Plus modestement, il nous intéressera de réfléchir sur le phénomène de
la remise en question, du moins au niveau formel du débat de société,
d'un de ces piliers, précisément une forme reconnue d'union sexuelle.
On vise ici les débats passionnés des médias sur la nécessité et la place
du couple dans la société.
On s'accordera facilement sur le fait que l'institution «couple» a
beaucoup évolué au cours des dernières décennies. Est-ce signe qu'elle
pourrait être caduque comme le pensent certains? La question est
d'autant plus intéressante que ces bases lexicales à partir desquelles
s'élabore le discours culturel, produits supposés incontournables de la
prise de conscience humaine, sont liées dynamiquement entre elles. La
remise en question de l'un d'eux, à savoir une forme reconnue d'union
sexuelle, pourrait ébranler les autres et donner naissance à un ordre
cognitif totalement différent de celui que nous connaissons. On pourrait
alors être témoin d'une véritable mutation psychologique de l'humain
aux conséquences imprévisibles.
Dans l'état de nos connaissances, cela n'est pas survenu au cours des
millénaires qu'ont traversés les sociétés humaines. Contentons-nous
donc pour le moment d'observer et de tâcher de donner un sens aux
modulations du récit structurant qui, au sein de la société occidentale
d'aujourd'hui, la société post-moderne, organise nos perceptions.
Les récits structurants
Quant nous pensons à un couple particulier, nous pensons à son histoire
et aux caractéristiques qui découlent naturellement des évènements qui
en ont marqué le cours. Ce faisant, nous ne manquons pas de le comparer
au destin habituel des couples dans notre société pour faire ressortir le
caractère propre et singulier de ce couple. Pour peu que nous donnions
un peu de profondeur à notre réflexion, nous prendrons aussi en
considération l'idée du couple dans d'autres cultures. Nous penserons
peut-être que les problèmes auxquels nous réfléchissons ne se
poseraient pas sous cette forme au Yémen ou au Rajasthan. Il peut
arriver que nous allions jusqu'à nous interroger sur l'idée même de
couple, ce qui la fonde et la caractérise, mais là le plus souvent la
pensée s'arrêtera, décontenancée par le manque de repères.

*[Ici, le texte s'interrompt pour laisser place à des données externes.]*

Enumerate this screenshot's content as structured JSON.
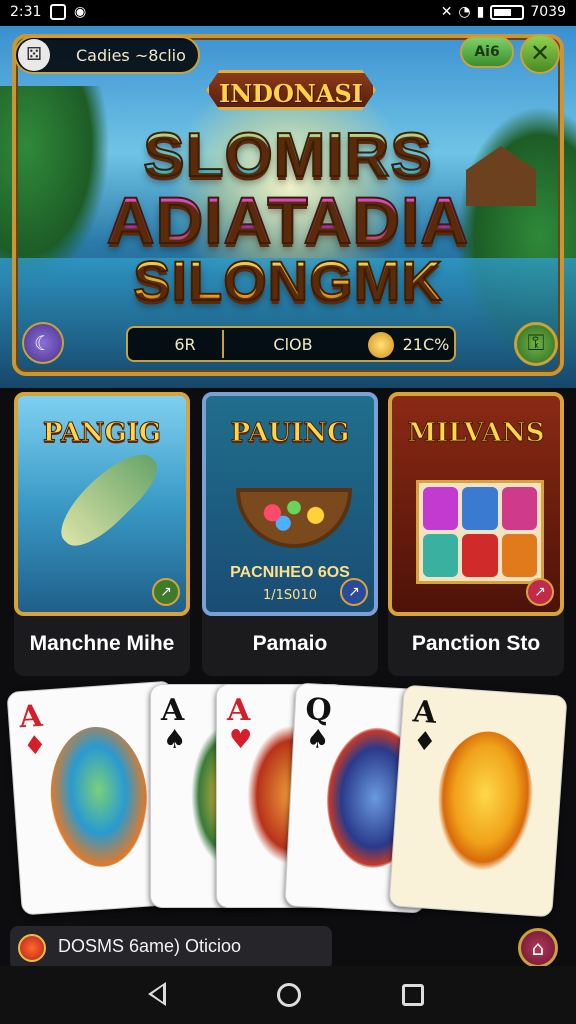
{
  "status_bar": {
    "time": "2:31",
    "right_text": "7039"
  },
  "hero": {
    "user_label": "Cadies ~8clio",
    "level_label": "Ai6",
    "badge": "INDONASI",
    "logo_line1": "SLOMIRS",
    "logo_line2": "ADIATADIA",
    "logo_line3": "SILONGMK",
    "info_1": "6R",
    "info_2": "ClOB",
    "info_3": "21C%",
    "colors": {
      "frame": "#c99636",
      "accent_green": "#4a8a23"
    }
  },
  "games": [
    {
      "art_title": "PANGIG",
      "caption": "Manchne Mihe"
    },
    {
      "art_title": "PAUING",
      "art_sub": "PACNIHEO 6OS",
      "art_sub2": "1/1S010",
      "caption": "Pamaio"
    },
    {
      "art_title": "MILVANS",
      "caption": "Panction Sto"
    }
  ],
  "playing_cards": [
    {
      "rank": "A",
      "suit": "♦"
    },
    {
      "rank": "A",
      "suit": "♠"
    },
    {
      "rank": "A",
      "suit": "♥"
    },
    {
      "rank": "Q",
      "suit": "♠"
    },
    {
      "rank": "A",
      "suit": "♦"
    }
  ],
  "bottom_bar": {
    "text": "DOSMS 6ame) Oticioo"
  },
  "icons": {
    "avatar": "dice-icon",
    "close": "close-icon",
    "left_round": "moon-icon",
    "right_round": "chest-icon",
    "home": "home-icon"
  }
}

C'est dire que la représentation du couple n'est pas une addition de
faits objectifs, comme pourrait l'être la description d'une voiture -tant
de cylindres, tant de vitesses, direction assistée -mais bien une
narration. Il faut une trame interprétative pour donner un sens aux
divers événements qui sont décrits. Tel événement s'inscrira dans la
logique du récit et apportera un sentiment de plaisir aux partenaires en
confortant la réalité du couple. Tel autre ne pourra s'y inscrire et
engendrera de ce fait un sentiment d'angoisse et de crainte.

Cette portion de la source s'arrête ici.